La voiture d’essai est en outre dotée des phares Multibeam LED, qui offrent un éclairage très efficace de la route pendant la nuit, en s’adaptant à chaque condition de manière rapide et réactive. Dommage toutefois pour l’absence d’ADAS sur le modèle essayé, disponibles cependant en option.



Comme son nom le suggère, nous testons la version hybride rechargeable de la gamme. L’hybride rechargeable Mercedes se compose d’un quatre cylindres 1.3 essence turbo de 160 chevaux et d’un moteur électrique de 102 chevaux, le tout associé à une boîte à double embrayage à 8 rapports. La puissance totale atteint 218 chevaux avec un couple de pas moins de 450 Nm, ce qui permet de couvrir le 0 à 100 en seulement 6,8 secondes.

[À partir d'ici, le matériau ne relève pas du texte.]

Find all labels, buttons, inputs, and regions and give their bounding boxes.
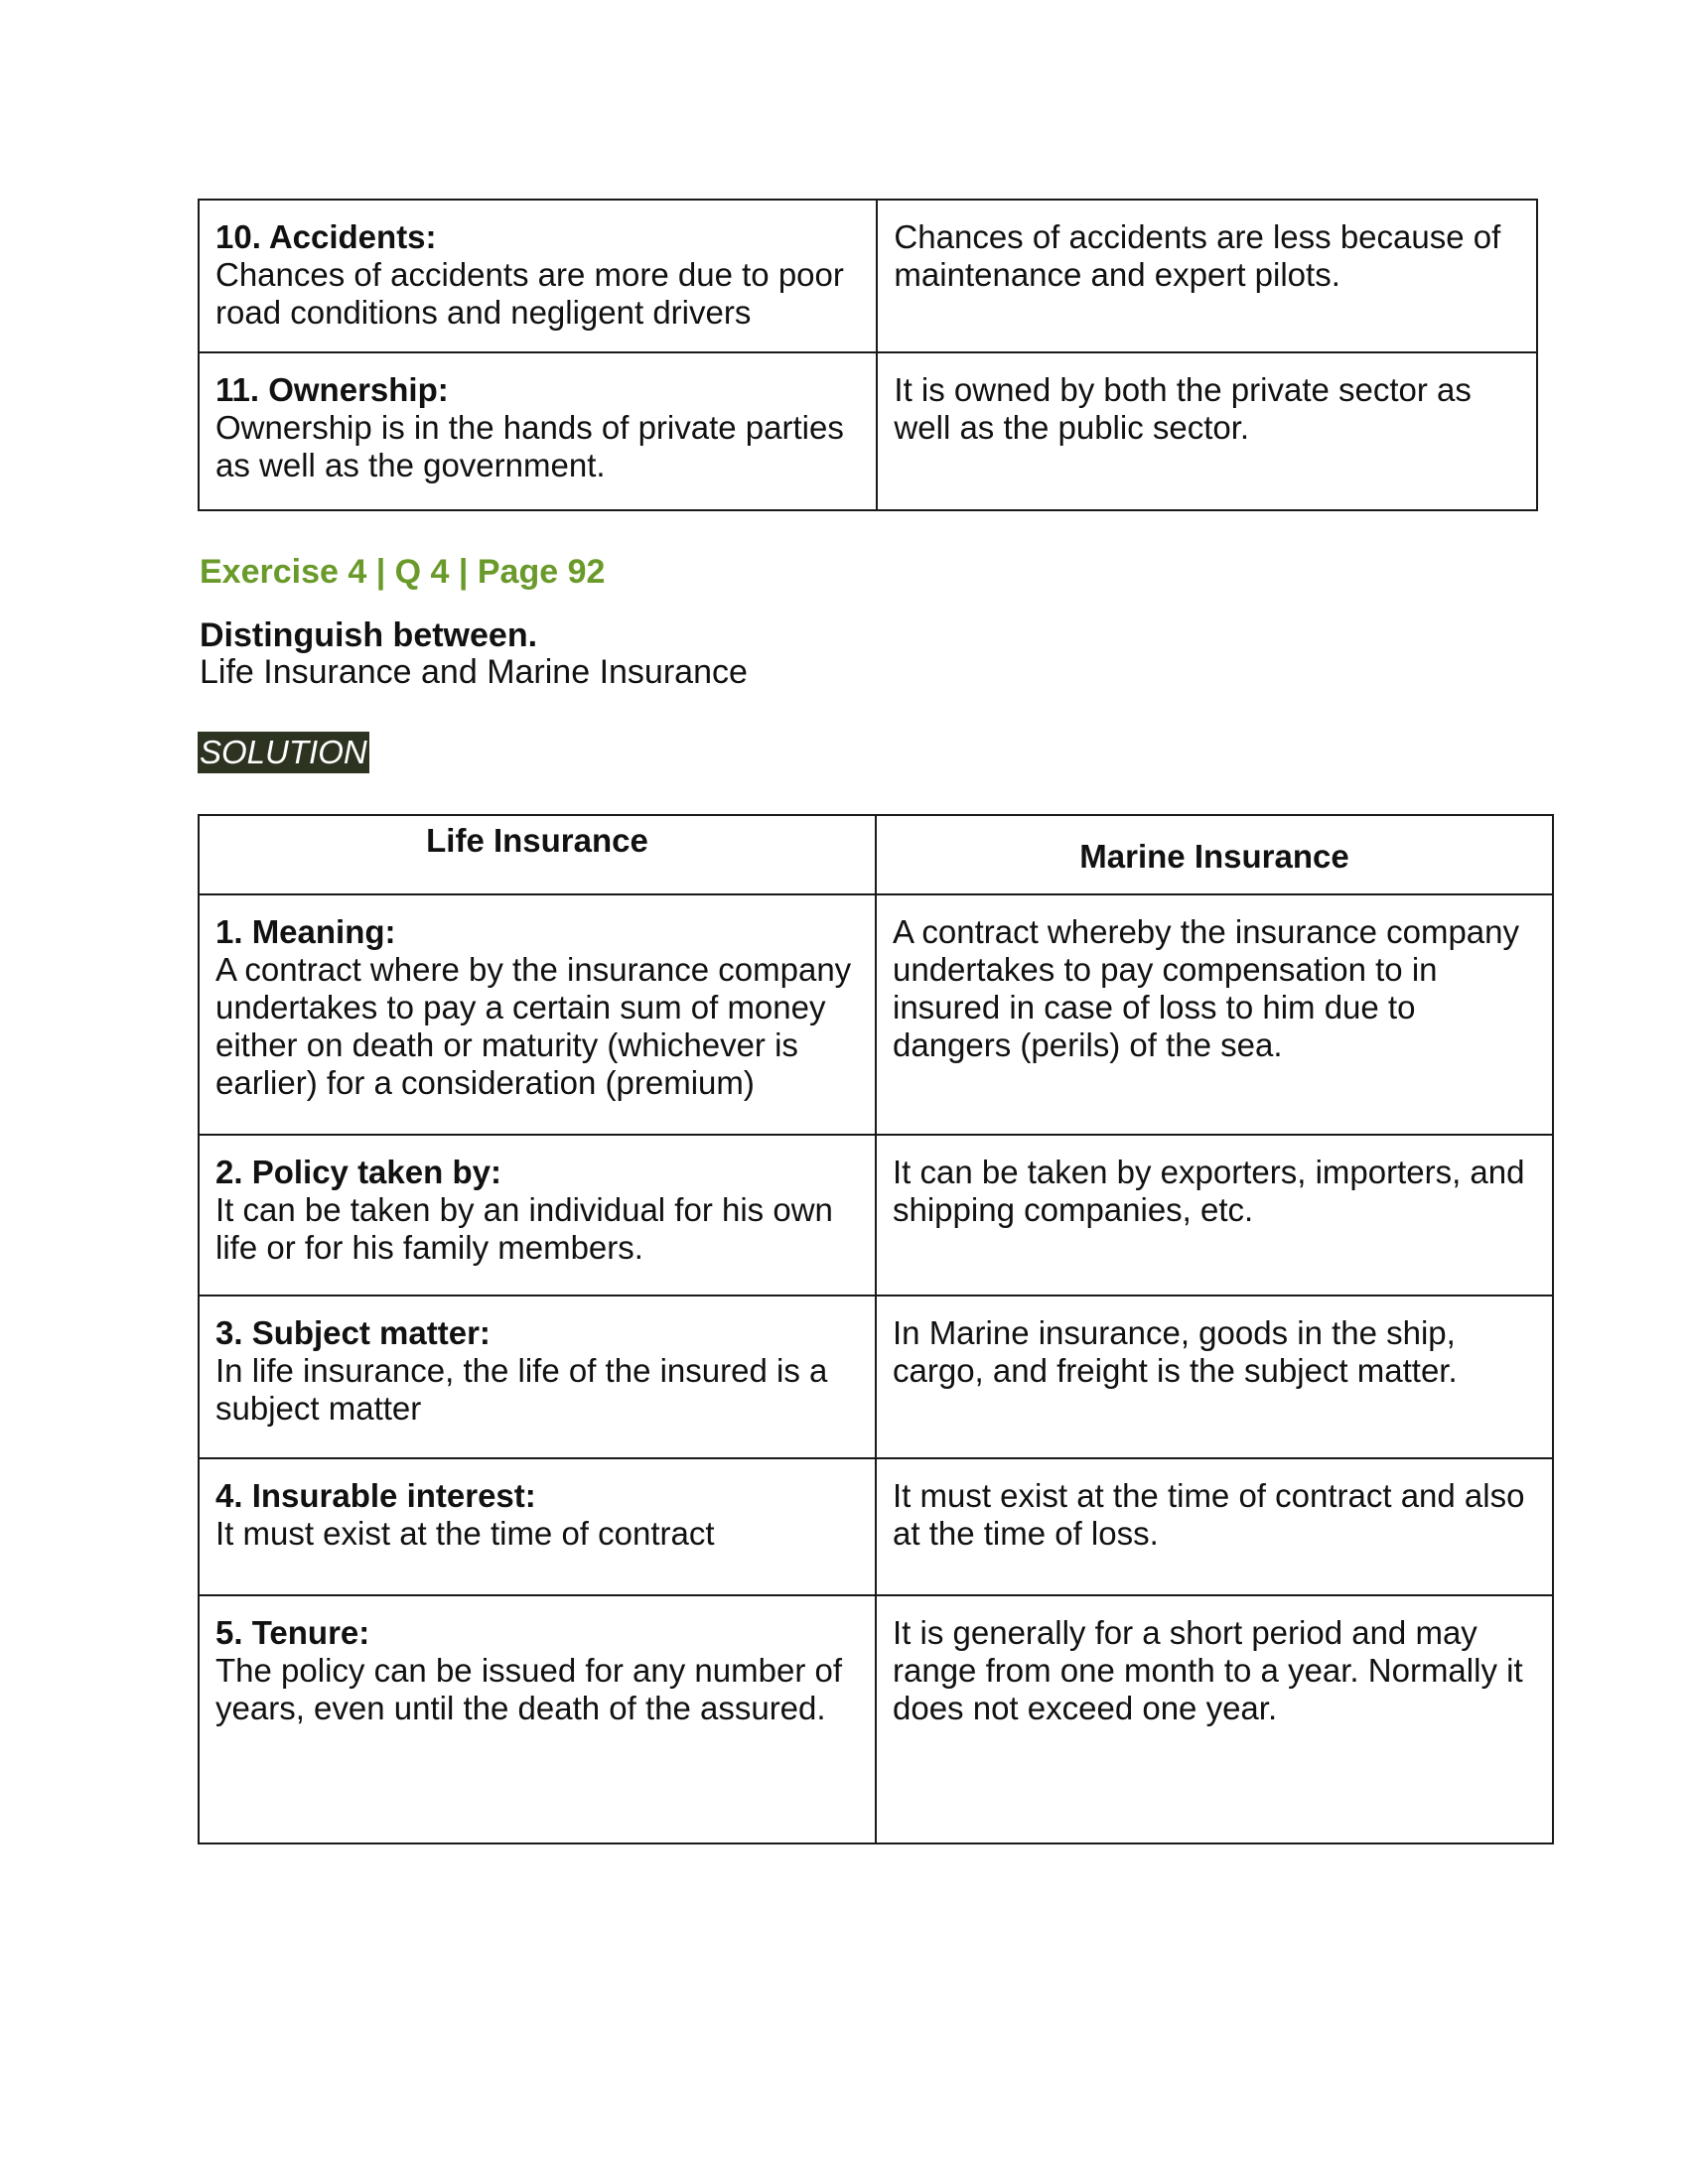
row-left-text: It must exist at the time of contract — [215, 1515, 715, 1552]
table-cell-right — [876, 894, 1553, 1135]
row-title: 5. Tenure: — [215, 1614, 370, 1651]
table-cell-left — [199, 352, 877, 510]
row-title: 11. Ownership: — [215, 371, 449, 408]
row-right-text: It is owned by both the private sector as well as the public sector. — [894, 371, 1472, 446]
row-right-text: It is generally for a short period and may range from one month to a year. Normally it does not exceed one year. — [893, 1614, 1523, 1726]
table-row — [199, 352, 1537, 510]
table-cell-left — [199, 894, 876, 1135]
row-title: 1. Meaning: — [215, 913, 396, 950]
table-header-row — [199, 815, 1553, 894]
row-left-text: It can be taken by an individual for his own life or for his family members. — [215, 1191, 833, 1266]
table-row — [199, 1458, 1553, 1595]
row-title: 10. Accidents: — [215, 218, 437, 255]
table-cell-right — [876, 1135, 1553, 1296]
row-left-text: A contract where by the insurance company undertakes to pay a certain sum of money either on death or maturity (whichever is earlier) for a consideration (premium) — [215, 951, 852, 1101]
table-cell-left — [199, 1296, 876, 1458]
row-title: 2. Policy taken by: — [215, 1154, 501, 1190]
table-row — [199, 894, 1553, 1135]
table-cell-left — [199, 1135, 876, 1296]
table-cell-right — [877, 200, 1537, 352]
row-left-text: The policy can be issued for any number of years, even until the death of the assured. — [215, 1652, 843, 1726]
column-header-marine-insurance: Marine Insurance — [876, 815, 1553, 894]
table-row — [199, 1296, 1553, 1458]
table-cell-right — [876, 1458, 1553, 1595]
table-cell-right — [877, 352, 1537, 510]
exercise-heading: Exercise 4 | Q 4 | Page 92 — [200, 553, 606, 591]
table-cell-left — [199, 1595, 876, 1843]
question-title: Distinguish between. — [200, 616, 538, 654]
row-left-text: Ownership is in the hands of private parties as well as the government. — [215, 409, 844, 483]
row-right-text: In Marine insurance, goods in the ship, cargo, and freight is the subject matter. — [893, 1314, 1458, 1389]
column-header-life-insurance: Life Insurance — [199, 815, 876, 894]
table-cell-right — [876, 1595, 1553, 1843]
row-left-text: In life insurance, the life of the insured is a subject matter — [215, 1352, 828, 1427]
row-right-text: Chances of accidents are less because of maintenance and expert pilots. — [894, 218, 1501, 293]
row-left-text: Chances of accidents are more due to poor road conditions and negligent drivers — [215, 256, 844, 331]
table-cell-left — [199, 200, 877, 352]
table-cell-right — [876, 1296, 1553, 1458]
row-right-text: A contract whereby the insurance company undertakes to pay compensation to in insured in case of loss to him due to dangers (perils) of the sea. — [893, 913, 1520, 1063]
question-text: Life Insurance and Marine Insurance — [200, 653, 748, 691]
comparison-table-continued — [198, 199, 1538, 511]
table-cell-left — [199, 1458, 876, 1595]
row-title: 4. Insurable interest: — [215, 1477, 536, 1514]
table-row — [199, 1595, 1553, 1843]
table-row — [199, 1135, 1553, 1296]
row-right-text: It can be taken by exporters, importers, and shipping companies, etc. — [893, 1154, 1525, 1228]
table-row — [199, 200, 1537, 352]
row-right-text: It must exist at the time of contract and also at the time of loss. — [893, 1477, 1525, 1552]
row-title: 3. Subject matter: — [215, 1314, 491, 1351]
solution-badge: SOLUTION — [198, 732, 369, 773]
comparison-table — [198, 814, 1554, 1844]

Toujours en tenant compte du type de véhicule, on obtient une vivacité vraiment inattendue. Le couple instantané du moteur électrique, surtout batterie chargée, la rend très amusante à conduire malgré un châssis plutôt calibré sur le confort. Les modes de conduite sont au nombre de six (Eco, Comfort, Sport, Electric, Battery Level et Individual) et changent radicalement le comportement du groupe motopropulseur, mais pas le châssis, puisque les suspensions à contrôle électronique ne sont même pas disponibles sur demande. Le mode le plus intéressant est sans aucun doute « Electric ».

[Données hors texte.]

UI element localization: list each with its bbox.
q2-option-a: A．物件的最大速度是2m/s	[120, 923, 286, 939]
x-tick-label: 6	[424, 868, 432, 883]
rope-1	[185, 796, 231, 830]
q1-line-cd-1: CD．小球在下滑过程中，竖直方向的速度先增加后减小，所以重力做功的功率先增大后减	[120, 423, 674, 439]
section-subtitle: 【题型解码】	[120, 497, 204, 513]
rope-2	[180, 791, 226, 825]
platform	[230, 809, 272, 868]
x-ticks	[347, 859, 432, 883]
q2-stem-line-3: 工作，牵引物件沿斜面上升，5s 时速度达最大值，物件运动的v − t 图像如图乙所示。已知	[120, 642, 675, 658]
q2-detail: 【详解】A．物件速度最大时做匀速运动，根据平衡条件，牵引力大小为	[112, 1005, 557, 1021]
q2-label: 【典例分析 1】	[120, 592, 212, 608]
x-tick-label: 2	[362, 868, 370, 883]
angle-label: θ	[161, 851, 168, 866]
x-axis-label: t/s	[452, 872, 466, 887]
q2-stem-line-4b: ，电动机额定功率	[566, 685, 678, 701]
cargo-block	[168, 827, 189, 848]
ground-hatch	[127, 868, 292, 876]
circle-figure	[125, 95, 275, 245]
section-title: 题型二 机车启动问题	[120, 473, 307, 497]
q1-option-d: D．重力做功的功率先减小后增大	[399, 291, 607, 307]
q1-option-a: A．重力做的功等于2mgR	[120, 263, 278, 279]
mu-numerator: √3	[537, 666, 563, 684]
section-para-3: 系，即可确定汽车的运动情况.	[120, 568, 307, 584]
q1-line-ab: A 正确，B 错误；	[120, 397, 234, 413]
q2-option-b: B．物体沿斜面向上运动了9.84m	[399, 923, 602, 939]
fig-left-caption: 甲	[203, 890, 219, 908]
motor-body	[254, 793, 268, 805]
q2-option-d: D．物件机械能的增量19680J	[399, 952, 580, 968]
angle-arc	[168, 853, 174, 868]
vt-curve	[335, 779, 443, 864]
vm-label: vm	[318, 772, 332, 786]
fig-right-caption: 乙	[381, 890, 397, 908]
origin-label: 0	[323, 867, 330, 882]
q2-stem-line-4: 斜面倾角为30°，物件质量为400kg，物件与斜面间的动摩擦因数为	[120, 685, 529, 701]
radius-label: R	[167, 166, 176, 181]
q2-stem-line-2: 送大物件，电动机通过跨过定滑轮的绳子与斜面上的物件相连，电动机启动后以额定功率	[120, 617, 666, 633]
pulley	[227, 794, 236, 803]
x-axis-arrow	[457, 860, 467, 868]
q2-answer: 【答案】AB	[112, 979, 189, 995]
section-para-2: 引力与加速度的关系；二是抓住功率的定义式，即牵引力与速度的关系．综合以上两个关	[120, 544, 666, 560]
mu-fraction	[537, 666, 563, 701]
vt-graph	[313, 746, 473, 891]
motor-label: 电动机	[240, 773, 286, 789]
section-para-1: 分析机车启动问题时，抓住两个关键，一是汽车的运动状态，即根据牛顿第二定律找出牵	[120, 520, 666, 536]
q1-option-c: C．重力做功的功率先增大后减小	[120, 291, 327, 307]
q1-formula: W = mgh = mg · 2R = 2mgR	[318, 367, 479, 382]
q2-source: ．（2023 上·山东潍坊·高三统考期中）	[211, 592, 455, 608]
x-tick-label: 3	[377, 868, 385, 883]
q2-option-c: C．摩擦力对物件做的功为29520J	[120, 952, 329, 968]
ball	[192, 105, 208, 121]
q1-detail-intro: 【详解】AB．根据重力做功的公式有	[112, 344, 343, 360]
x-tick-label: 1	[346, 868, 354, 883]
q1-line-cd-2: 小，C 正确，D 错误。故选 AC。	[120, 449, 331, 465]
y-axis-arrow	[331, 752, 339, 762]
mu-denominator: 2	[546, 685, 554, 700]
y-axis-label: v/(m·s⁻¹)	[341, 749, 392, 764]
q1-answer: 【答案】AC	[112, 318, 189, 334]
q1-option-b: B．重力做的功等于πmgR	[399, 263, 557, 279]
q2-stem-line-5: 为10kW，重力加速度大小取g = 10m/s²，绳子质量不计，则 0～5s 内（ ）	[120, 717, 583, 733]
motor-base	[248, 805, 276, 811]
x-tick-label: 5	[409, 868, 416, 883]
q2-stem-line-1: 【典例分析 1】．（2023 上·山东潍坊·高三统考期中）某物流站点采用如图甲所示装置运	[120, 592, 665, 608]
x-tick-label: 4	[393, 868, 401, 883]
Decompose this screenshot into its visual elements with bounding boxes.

Ce mode, comme son nom l’indique, permet d’utiliser le moteur électrique jusqu’à épuisement de la batterie. Lorsqu’il est activé, les palettes derrière le volant ne servent plus à changer de rapport, mais à régler le niveau de régénération. Nous disposons en effet de quatre niveaux de régénération (du plus intrusif au moins intrusif : D–, D-, D, D+) et d’un niveau appelé D Auto. Ce dernier permet, grâce à la cartographie et au radar frontal, de gérer en toute autonomie le niveau de régénération. Il suffit de relâcher l’accélérateur pour s’apercevoir de la façon dont varie la force contraire appliquée par l’unité électrique en fonction des conditions du trafic ou de la route.

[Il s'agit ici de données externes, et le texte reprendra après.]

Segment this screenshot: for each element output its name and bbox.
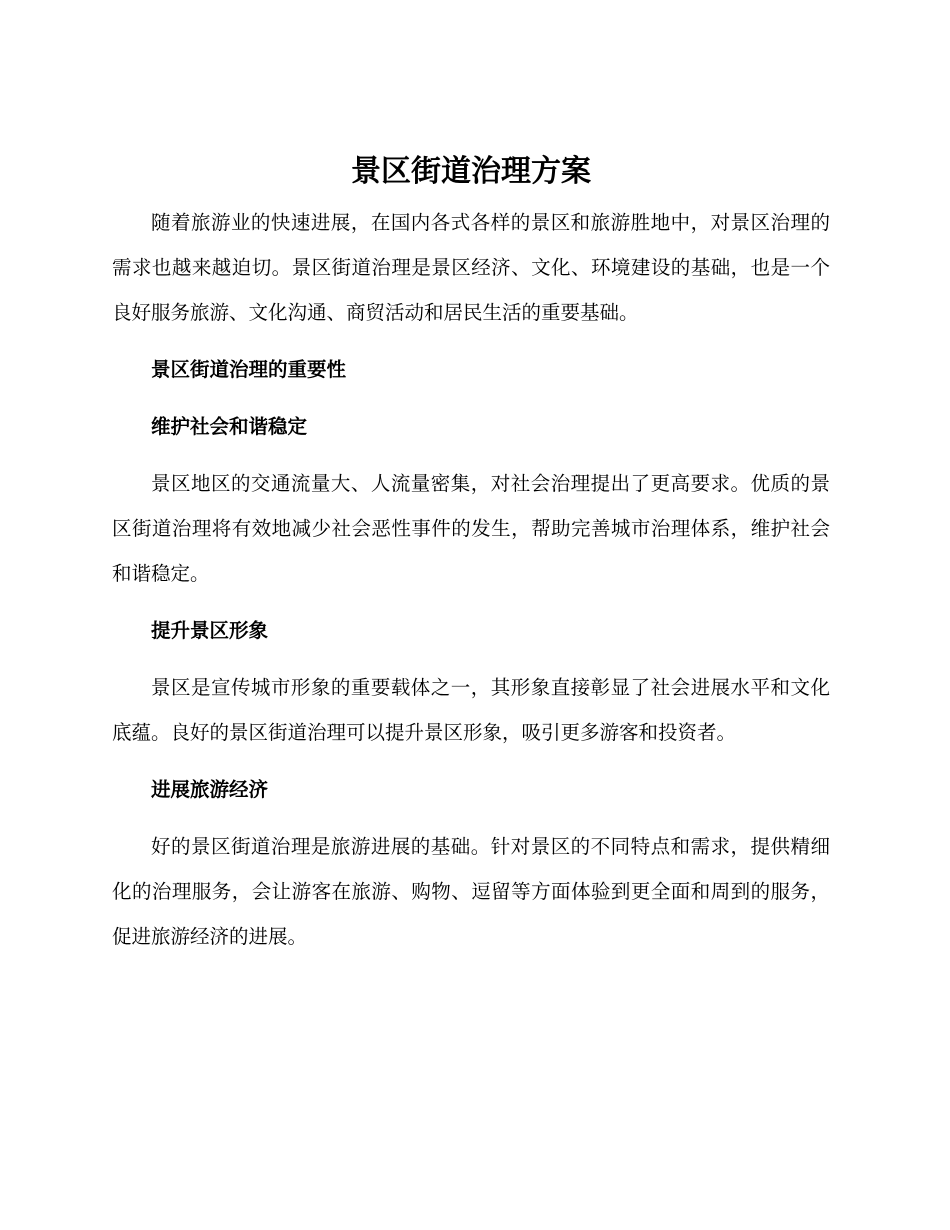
spacer	[112, 596, 830, 608]
subsection-body-image: 景区是宣传城市形象的重要载体之一，其形象直接彰显了社会进展水平和文化底蕴。良好的景区街道治理可以提升景区形象，吸引更多游客和投资者。	[112, 676, 830, 744]
section-heading: 景区街道治理的重要性	[151, 358, 347, 381]
spacer	[112, 812, 830, 824]
spacer	[112, 335, 830, 347]
spacer	[112, 392, 830, 404]
intro-paragraph: 随着旅游业的快速进展，在国内各式各样的景区和旅游胜地中，对景区治理的需求也越来越迫切。景区街道治理是景区经济、文化、环境建设的基础，也是一个良好服务旅游、文化沟通、商贸活动和居民生活的重要基础。	[112, 211, 830, 324]
spacer	[112, 653, 830, 665]
document-title: 景区街道治理方案	[351, 154, 591, 189]
subsection-heading-stability: 维护社会和谐稳定	[151, 415, 308, 438]
spacer	[112, 449, 830, 461]
subsection-body-economy: 好的景区街道治理是旅游进展的基础。针对景区的不同特点和需求，提供精细化的治理服务，会让游客在旅游、购物、逗留等方面体验到更全面和周到的服务，促进旅游经济的进展。	[112, 835, 830, 948]
subsection-body-stability: 景区地区的交通流量大、人流量密集，对社会治理提出了更高要求。优质的景区街道治理将有效地减少社会恶性事件的发生，帮助完善城市治理体系，维护社会和谐稳定。	[112, 472, 830, 585]
subsection-heading-image: 提升景区形象	[151, 619, 269, 642]
subsection-heading-economy: 进展旅游经济	[151, 778, 269, 801]
document-page	[112, 150, 830, 959]
spacer	[112, 755, 830, 767]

Comme pour les voitures 100 % électriques, parler de consommation est très difficile : cela dépend d’énormément de facteurs, comme le type d’utilisation, le fait de recharger ou non les batteries à chaque fois, le nombre de km parcourus par jour et ainsi de suite. Durant ces deux semaines au volant de la B250e, j’ai un peu cherché à reproduire tous les cas d’usage.
Sur la Mercedes Benz Classe B, en chargeant entièrement la batterie de 15,6 kWh, on parvient assez facilement à parcourir 65 km entièrement en électrique, avec une consommation de carburant égale à 0. Quand la batterie est épuisée, la voiture se comporte comme une hybride classique en consommant environ 6 litres aux 100 km. En comptant un coût qui peut varier des 6,75 € des bornes de recharge aux 3 € à la maison, on obtient des coûts kilométriques très intéressants.

Digne d’intérêt, et actuellement difficile à trouver sur d’autres hybrides rechargeables, le chargeur en courant alternatif de 7,4 kW triphasé. Il permet de charger l’intégralité de la batterie aux bornes en un peu plus d’une heure et demie. Disponible en option également, le chargeur en courant continu, qui permet de remplir la batterie en une demi-heure environ.

Le prix d’achat frôle les 50 000 euros. Un prix justifié par les nombreuses solutions techniques d’avant-garde présentes sur cette voiture.
La Mercedes Classe B est quoi qu’il en soit une auto qui nous a beaucoup plu grâce au mélange très réussi entre esthétique, qualités dynamiques et technologiques. Les coûts, très proches de ceux d’un diesel, voire inférieurs dans certains cas, ont ensuite fini de nous convaincre définitivement de l’approuver, surtout dans cette variante hybride rechargeable.